How to Collect and Analyze Web Pages for Emphasis on Any Chosen Phrase


This guide shows you how to find a set of websites, locate specific content pages, and measure how strongly a chosen phrase is emphasized. The process works for any type of site, topic, or phrase.


1. Overview of the Process

  1. Define your target phrase (or group of phrases).
  2. Collect a list of relevant websites.
  3. Identify pages likely to contain your target phrase.
  4. Extract clean text from those pages.
  5. Scan and score the level of emphasis on your target phrase.
  6. Compile results for analysis.

2. Gathering Websites

A. Directories & Lists

Find directories, associations, or network lists related to your subject area.
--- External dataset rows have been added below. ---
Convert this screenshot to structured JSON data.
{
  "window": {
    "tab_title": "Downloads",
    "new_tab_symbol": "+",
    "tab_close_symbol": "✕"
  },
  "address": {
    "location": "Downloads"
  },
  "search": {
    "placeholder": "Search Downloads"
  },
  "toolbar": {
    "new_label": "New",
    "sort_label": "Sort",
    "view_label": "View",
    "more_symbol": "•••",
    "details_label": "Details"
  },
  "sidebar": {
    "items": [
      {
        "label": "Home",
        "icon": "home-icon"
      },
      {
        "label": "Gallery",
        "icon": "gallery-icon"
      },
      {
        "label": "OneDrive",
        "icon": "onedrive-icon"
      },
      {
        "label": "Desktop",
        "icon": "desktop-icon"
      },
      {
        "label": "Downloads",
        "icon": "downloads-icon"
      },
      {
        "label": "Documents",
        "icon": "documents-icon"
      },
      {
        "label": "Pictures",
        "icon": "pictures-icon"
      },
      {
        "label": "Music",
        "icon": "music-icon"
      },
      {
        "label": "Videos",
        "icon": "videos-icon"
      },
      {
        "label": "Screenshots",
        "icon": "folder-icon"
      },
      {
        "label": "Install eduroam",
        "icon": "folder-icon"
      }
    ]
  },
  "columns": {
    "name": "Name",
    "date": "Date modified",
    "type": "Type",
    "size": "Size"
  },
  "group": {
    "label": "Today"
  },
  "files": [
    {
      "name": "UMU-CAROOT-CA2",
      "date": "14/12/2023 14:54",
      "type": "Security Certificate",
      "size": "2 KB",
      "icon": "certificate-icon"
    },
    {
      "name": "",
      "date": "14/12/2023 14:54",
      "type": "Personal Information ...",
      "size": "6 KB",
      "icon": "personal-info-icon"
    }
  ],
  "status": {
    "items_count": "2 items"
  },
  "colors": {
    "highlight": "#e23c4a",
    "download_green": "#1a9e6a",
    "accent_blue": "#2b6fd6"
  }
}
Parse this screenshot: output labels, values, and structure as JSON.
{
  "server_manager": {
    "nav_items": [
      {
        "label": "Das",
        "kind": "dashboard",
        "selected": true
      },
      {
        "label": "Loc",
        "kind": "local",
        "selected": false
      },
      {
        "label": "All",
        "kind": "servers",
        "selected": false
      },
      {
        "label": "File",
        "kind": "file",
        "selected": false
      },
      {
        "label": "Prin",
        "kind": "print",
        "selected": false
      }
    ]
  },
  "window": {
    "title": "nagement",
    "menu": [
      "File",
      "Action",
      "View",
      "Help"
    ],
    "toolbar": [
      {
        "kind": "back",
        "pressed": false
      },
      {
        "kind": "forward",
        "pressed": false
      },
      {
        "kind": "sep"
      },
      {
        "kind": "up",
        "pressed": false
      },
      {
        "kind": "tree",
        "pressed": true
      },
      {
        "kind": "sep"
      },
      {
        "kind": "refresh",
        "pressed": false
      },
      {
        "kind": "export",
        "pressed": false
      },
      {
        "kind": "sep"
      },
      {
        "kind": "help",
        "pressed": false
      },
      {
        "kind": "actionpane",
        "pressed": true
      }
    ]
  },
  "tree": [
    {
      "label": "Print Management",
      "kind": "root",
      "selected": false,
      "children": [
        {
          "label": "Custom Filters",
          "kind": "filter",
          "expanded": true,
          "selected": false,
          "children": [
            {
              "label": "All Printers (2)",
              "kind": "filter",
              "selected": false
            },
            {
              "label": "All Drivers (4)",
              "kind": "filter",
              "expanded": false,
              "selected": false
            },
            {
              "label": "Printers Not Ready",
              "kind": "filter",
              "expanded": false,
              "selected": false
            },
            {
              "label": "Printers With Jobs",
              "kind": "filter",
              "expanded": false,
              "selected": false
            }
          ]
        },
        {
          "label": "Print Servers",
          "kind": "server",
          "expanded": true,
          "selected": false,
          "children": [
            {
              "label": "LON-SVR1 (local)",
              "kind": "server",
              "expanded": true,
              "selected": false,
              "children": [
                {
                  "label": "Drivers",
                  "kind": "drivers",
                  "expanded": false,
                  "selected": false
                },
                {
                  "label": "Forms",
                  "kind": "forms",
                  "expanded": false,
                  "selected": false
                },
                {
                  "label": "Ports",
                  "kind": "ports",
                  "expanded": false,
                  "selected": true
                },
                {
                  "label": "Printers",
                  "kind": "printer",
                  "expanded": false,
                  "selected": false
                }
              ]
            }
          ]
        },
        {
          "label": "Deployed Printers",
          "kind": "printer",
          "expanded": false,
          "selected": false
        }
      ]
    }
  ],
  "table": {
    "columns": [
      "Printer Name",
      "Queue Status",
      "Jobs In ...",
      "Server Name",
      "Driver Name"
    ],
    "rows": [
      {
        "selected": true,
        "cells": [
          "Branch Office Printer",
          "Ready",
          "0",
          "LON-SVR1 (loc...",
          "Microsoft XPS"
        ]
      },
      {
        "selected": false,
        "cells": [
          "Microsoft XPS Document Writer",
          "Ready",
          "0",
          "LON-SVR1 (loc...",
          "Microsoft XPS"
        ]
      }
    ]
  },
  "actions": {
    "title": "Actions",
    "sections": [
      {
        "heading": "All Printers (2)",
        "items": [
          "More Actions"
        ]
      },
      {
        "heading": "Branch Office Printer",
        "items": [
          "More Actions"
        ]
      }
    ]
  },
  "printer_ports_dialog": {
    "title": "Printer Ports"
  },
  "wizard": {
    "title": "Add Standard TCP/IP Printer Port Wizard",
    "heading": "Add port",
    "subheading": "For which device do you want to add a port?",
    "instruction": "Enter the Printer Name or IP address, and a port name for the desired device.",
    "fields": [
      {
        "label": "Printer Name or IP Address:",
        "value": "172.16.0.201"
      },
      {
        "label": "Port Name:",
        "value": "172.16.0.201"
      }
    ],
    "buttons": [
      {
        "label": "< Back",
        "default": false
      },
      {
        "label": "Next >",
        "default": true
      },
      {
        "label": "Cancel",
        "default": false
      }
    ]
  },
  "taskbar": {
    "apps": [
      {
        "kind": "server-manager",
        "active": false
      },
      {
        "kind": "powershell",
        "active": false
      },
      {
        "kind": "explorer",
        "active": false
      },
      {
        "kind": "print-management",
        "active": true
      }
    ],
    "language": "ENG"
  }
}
These often have official listings with website links.

B. Aggregator Sites

Use community-curated databases, resource lists, or public listings that aggregate many sites in one place.

C. Search Engine Queries

Use Google, Bing, or a search API like SerpAPI with queries combining your topic and your chosen phrase:

"your topic" "your phrase"
site:.org
site:.com
site:.net

You can also omit the phrase to find a broader list of sites, then scan them for matches later.


3. Locating the Right Page

Common approaches:

  • Try likely URL paths related to your topic.
  • Search the site directly:
site:[domain.com] your phrase
  • Look for menu items or headings that relate to the content area you’re researching.

4. Extracting Text

  • Manual Method: Visit the page and copy text into a spreadsheet or document.
  • Automated Method:
    Use tools or scripts such as:
    • Python: httpx + readability-lxml
    • Playwright: For sites requiring JavaScript rendering
    • Scrapy: For large-scale crawling with filtering rules

When extracting:

  • Keep the main page title, section headings, and body text.
  • Remove navigation menus, sidebars, and footers.

5. Scoring Phrase Emphasis

Exact matches:

  • Count the number of times your phrase appears exactly as entered.

Near matches:

  • Include common variations, synonyms, or alternate phrasings.

Placement bonus:

  • In title or H1 (+2)
  • In H2/H3 (+1)
  • In first 300 words (+1)
  • In bullet points or lists (+1)

Context bonus:

  • If the phrase is explained, expanded upon, or connected to the page’s main purpose.

Penalty:

  • If the phrase is mentioned only in passing without context.

Score scale (Emphasis Index, EI):

  • 0: No mention
  • 1: Passing mention only
  • 2: Mention + minimal context
  • 3: Mention + prominent placement
  • 4: Strong emphasis + multiple supporting elements
  • 5: Central focus of the content

6. Storing Your Results

Suggested spreadsheet columns: | Domain | Topic | Page URL | Page Title | EI Score | Exact Hits | Near Hits | Supporting Context | Evidence Snippets |


7. Legal & Ethical Notes

  • Respect robots.txt and site terms of use.
  • Use polite rate limits (1–4 requests/sec) for automated scripts.
  • Include an identifiable user-agent if crawling.
  • Allow site owners to opt out if requested.

8. Recommended Tools

  • For bulk crawling: Scrapy, Apify
  • For search seeding: SerpAPI, Bing Web Search API
  • For cleaning HTML: Readability
  • For storing results: Google Sheets, Excel, SQLite, or Postgres

9. Quick Start for Non-Coders

  1. Make your list of websites from directories or search results.
  2. Manually visit each site and find relevant pages.
  3. Copy the text into a spreadsheet.
  4. Search for your target phrase using your spreadsheet’s “find” function.
  5. Assign scores using the rules above.